State v. Thrash

257 So. 2d 523 | Miss. | 1972

SUGG, Justice:

This is an appeal by the State of Mississippi from an order of the Circuit Court of Newton County, Mississippi sustaining a motion of appellee to suppress evidence obtained pursuant to a search of the motor vehicle of appellee on August 22, 1970 without a search warrant and dismissing the case against the appellee.

The evidence shows that two police officers of the City of Meridian, Mississippi, while on routine patrol, stopped at an intersection to let oncoming traffic pass and observed the appellee load two cases in the back of his pickup truck from the Jet Package Store, a whiskey store located in the City of Meridian, Mississippi, their attention being attracted to the appellee because he was wearing a pistol and a badge. One of the police officers had received at least five or six reports within the preced*524ing three or four months with reference to the appellee being at this particular liquor store.

The officers parked their vehicle nearby and appellee ducked down behind his pickup when he observed the officers. After loading cases in his pickup, appellee proceeded out of Meridian on Mississippi Highway No. 19 where he was followed by the two police officers.

The police officers contacted an enforcement agent of the Alcohol Beverage Control Board by radio who came up behind the two vehicles on Highway 19. About 8 miles out of the City of Meridian the police officers discontinued their surveillance when the Alcohol Beverage Control Board Agent took over the surveillance of appel-lee’s vehicle.

The agent followed appellee’s vehicle until it crossed the county line between Lau-derdale and Newton Counties, and after appellee had travelled about one-half mile into Newton County, Mississippi, he stopped the truck of appellee. When the agent approached appellee’s truck he saw cases labeled whiskey in the back of the truck, searched the vehicle and found three cases of whiskey and one case of wine.

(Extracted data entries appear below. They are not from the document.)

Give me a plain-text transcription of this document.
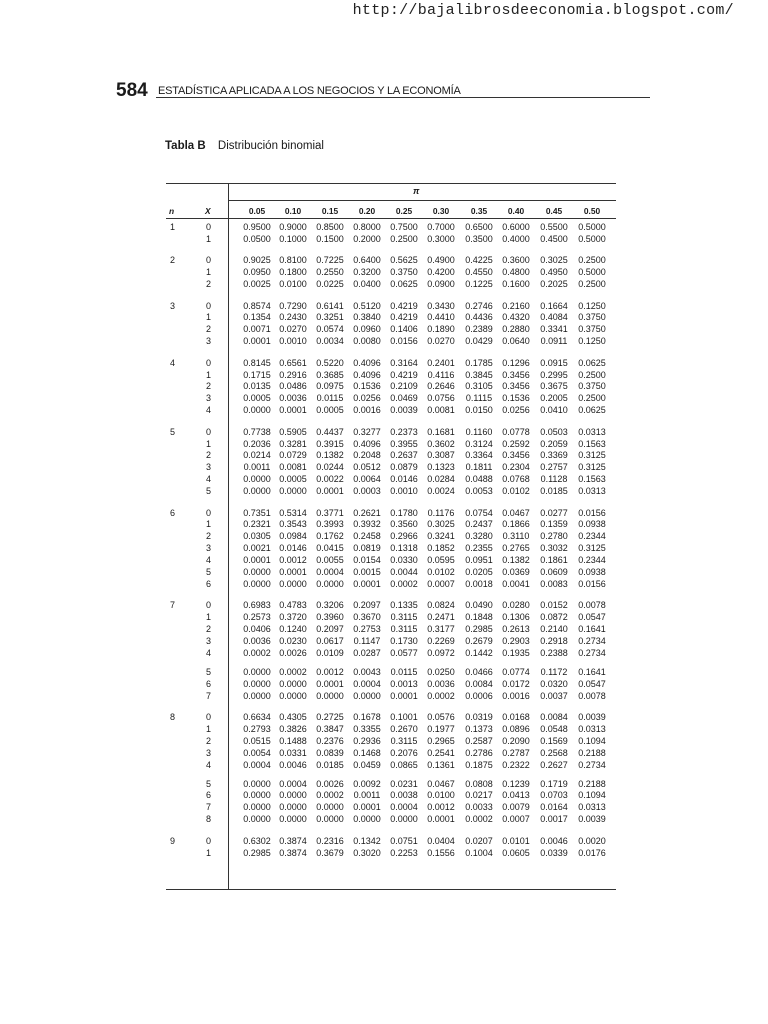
http://bajalibrosdeeconomia.blogspot.com/
584 ESTADÍSTICA APLICADA A LOS NEGOCIOS Y LA ECONOMÍA
Tabla B Distribución binomial
π
n	X	0.05 0.10 0.15 0.20 0.25 0.30	0.35 0.40	0.45	0.50
1	0	0.9500 0.9000 0.8500 0.8000 0.7500 0.7000 0.6500 0.6000 0.5500 0.5000
1	0.0500 0.1000 0.1500 0.2000 0.2500 0.3000 0.3500 0.4000 0.4500 0.5000
2	0	0.9025 0.8100 0.7225 0.6400 0.5625 0.4900 0.4225 0.3600 0.3025 0.2500
1	0.0950 0.1800 0.2550 0.3200 0.3750 0.4200 0.4550 0.4800 0.4950 0.5000
2	0.0025 0.0100 0.0225 0.0400 0.0625 0.0900 0.1225 0.1600 0.2025 0.2500
3	0	0.8574 0.7290 0.6141 0.5120 0.4219 0.3430 0.2746 0.2160 0.1664 0.1250
1	0.1354 0.2430 0.3251 0.3840 0.4219 0.4410 0.4436 0.4320 0.4084 0.3750
2	0.0071 0.0270 0.0574 0.0960 0.1406 0.1890 0.2389 0.2880 0.3341 0.3750
3	0.0001 0.0010 0.0034 0.0080 0.0156 0.0270 0.0429 0.0640 0.0911 0.1250
4	0	0.8145 0.6561 0.5220 0.4096 0.3164 0.2401 0.1785 0.1296 0.0915 0.0625
1	0.1715 0.2916 0.3685 0.4096 0.4219 0.4116 0.3845 0.3456 0.2995 0.2500
2	0.0135 0.0486 0.0975 0.1536 0.2109 0.2646 0.3105 0.3456 0.3675 0.3750
3	0.0005 0.0036 0.0115 0.0256 0.0469 0.0756 0.1115 0.1536 0.2005 0.2500
4	0.0000 0.0001 0.0005 0.0016 0.0039 0.0081 0.0150 0.0256 0.0410 0.0625
5	0	0.7738 0.5905 0.4437 0.3277 0.2373 0.1681 0.1160 0.0778 0.0503 0.0313
1	0.2036 0.3281 0.3915 0.4096 0.3955 0.3602 0.3124 0.2592 0.2059 0.1563
2	0.0214 0.0729 0.1382 0.2048 0.2637 0.3087 0.3364 0.3456 0.3369 0.3125
3	0.0011 0.0081 0.0244 0.0512 0.0879 0.1323 0.1811 0.2304 0.2757 0.3125
4	0.0000 0.0005 0.0022 0.0064 0.0146 0.0284 0.0488 0.0768 0.1128 0.1563
5	0.0000 0.0000 0.0001 0.0003 0.0010 0.0024 0.0053 0.0102 0.0185 0.0313
6	0	0.7351 0.5314 0.3771 0.2621 0.1780 0.1176 0.0754 0.0467 0.0277 0.0156
1	0.2321 0.3543 0.3993 0.3932 0.3560 0.3025 0.2437 0.1866 0.1359 0.0938
2	0.0305 0.0984 0.1762 0.2458 0.2966 0.3241 0.3280 0.3110 0.2780 0.2344
3	0.0021 0.0146 0.0415 0.0819 0.1318 0.1852 0.2355 0.2765 0.3032 0.3125
4	0.0001 0.0012 0.0055 0.0154 0.0330 0.0595 0.0951 0.1382 0.1861 0.2344
5	0.0000 0.0001 0.0004 0.0015 0.0044 0.0102 0.0205 0.0369 0.0609 0.0938
6	0.0000 0.0000 0.0000 0.0001 0.0002 0.0007 0.0018 0.0041 0.0083 0.0156
7	0	0.6983 0.4783 0.3206 0.2097 0.1335 0.0824 0.0490 0.0280 0.0152 0.0078
1	0.2573 0.3720 0.3960 0.3670 0.3115 0.2471 0.1848 0.1306 0.0872 0.0547
2	0.0406 0.1240 0.2097 0.2753 0.3115 0.3177 0.2985 0.2613 0.2140 0.1641
3	0.0036 0.0230 0.0617 0.1147 0.1730 0.2269 0.2679 0.2903 0.2918 0.2734
4	0.0002 0.0026 0.0109 0.0287 0.0577 0.0972 0.1442 0.1935 0.2388 0.2734
5	0.0000 0.0002 0.0012 0.0043 0.0115 0.0250 0.0466 0.0774 0.1172 0.1641
6	0.0000 0.0000 0.0001 0.0004 0.0013 0.0036 0.0084 0.0172 0.0320 0.0547
7	0.0000 0.0000 0.0000 0.0000 0.0001 0.0002 0.0006 0.0016 0.0037 0.0078
8	0	0.6634 0.4305 0.2725 0.1678 0.1001 0.0576 0.0319 0.0168 0.0084 0.0039
1	0.2793 0.3826 0.3847 0.3355 0.2670 0.1977 0.1373 0.0896 0.0548 0.0313
2	0.0515 0.1488 0.2376 0.2936 0.3115 0.2965 0.2587 0.2090 0.1569 0.1094
3	0.0054 0.0331 0.0839 0.1468 0.2076 0.2541 0.2786 0.2787 0.2568 0.2188
4	0.0004 0.0046 0.0185 0.0459 0.0865 0.1361 0.1875 0.2322 0.2627 0.2734
5	0.0000 0.0004 0.0026 0.0092 0.0231 0.0467 0.0808 0.1239 0.1719 0.2188
6	0.0000 0.0000 0.0002 0.0011 0.0038 0.0100 0.0217 0.0413 0.0703 0.1094
7	0.0000 0.0000 0.0000 0.0001 0.0004 0.0012 0.0033 0.0079 0.0164 0.0313
8	0.0000 0.0000 0.0000 0.0000 0.0000 0.0001 0.0002 0.0007 0.0017 0.0039
9	0	0.6302 0.3874 0.2316 0.1342 0.0751 0.0404 0.0207 0.0101 0.0046 0.0020
1	0.2985 0.3874 0.3679 0.3020 0.2253 0.1556 0.1004 0.0605 0.0339 0.0176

Search was made without a warrant under the provisions of Section 2615 of the Mississippi Code of 1942 Annotated (1956), and the sole question is whether or not the officer had probable cause to make the search without a warrant. In the case of Pass v. Miss., 193 So.2d 119 (Miss. 1966), this Court stated:

However, such searches must be made on probable cause, and the officer making such search must have reason to believe and must believe that intoxicating liquor is being transported. And the information upon which he bases this belief must be of such nature that it would authorize a judicial finding that a search warrant could be issued if the same had been applied for by affidavit of the officer. (193 So.2d at 122).

We hold that there was probable cause for the search of appellee’s vehicle by the agent of the Alcohol Beverage Control Board without a search warrant because the information upon which he based his belief was sufficient to authorize the issuance of a search warrant.

An affidavit for a search warrant may be based on hearsay information and need not reflect the direct personal observation of the affiant. O’Bean v. State, 184 So.2d 635 (Miss.1966). We hold that the same rule applies to searches without a warrant under Section 2615, supra.

The purpose of the enactment of Section 2615, supra, was to provide a prompt method of searching motor vehicles without a search warrant where probable cause exists for such search. Persons could avoid search of their motor vehicles by fleeing if officers were required to delay a search until they could locate a judicial officer and secure a search warrant. The statute effectively prevents this.

By enactment of the Local Option Alcoholic Beverage Control Law, Chapter 540, Laws of Mississippi 1966, the Legislature re-announced the prohibition of the manufacture, sale, distribution, possession and transportation of intoxicating liquor except in those counties voting themselves out from under the prohibition law in accordance with the provisions of the act. Section 10265-108 Mississippi Code of 1942 Annotated (Supp.1971) provides:

If transportation requires passage through a county which has not authorized the sale of alcoholic beverages, such transportation shall be by a sealed vehicle.

Appellee was transporting intoxicating liquor in a dry county in an unsealed vehicle in open view of any person who happened to look into the open bed of the pickup truck. The appellee did not violate any law with reference to intoxicating liquor until he transported it into a dry county in violation of Section 10265-108, supra, but upon carrying the intoxicating *525liquor into a dry county his possession then became illegal.

Officers may keep persons under surveillance to see if laws are being violated and the officers in this case were acting with due diligence. Since their observation of the appellee was made while they were in and upon the public highways and streets of the State and City of Meridian, such observation violated none of the constitutional rights of the appellee. Proper enforcement of the laws and apprehension of violators require police officers to be alert for probable violations and to act promptly when they note suspicious circumstances such as existed in this case. The public is entitled to protection from law violators afforded by the alert observation of diligent officers.

For the reasons stated the action of the trial court sustaining the motion to suppress evidence is reversed, and the case is remanded for trial.

Reversed and remanded.

RODGERS, P. J., and JONES, BRADY and SMITH, JJ., concur.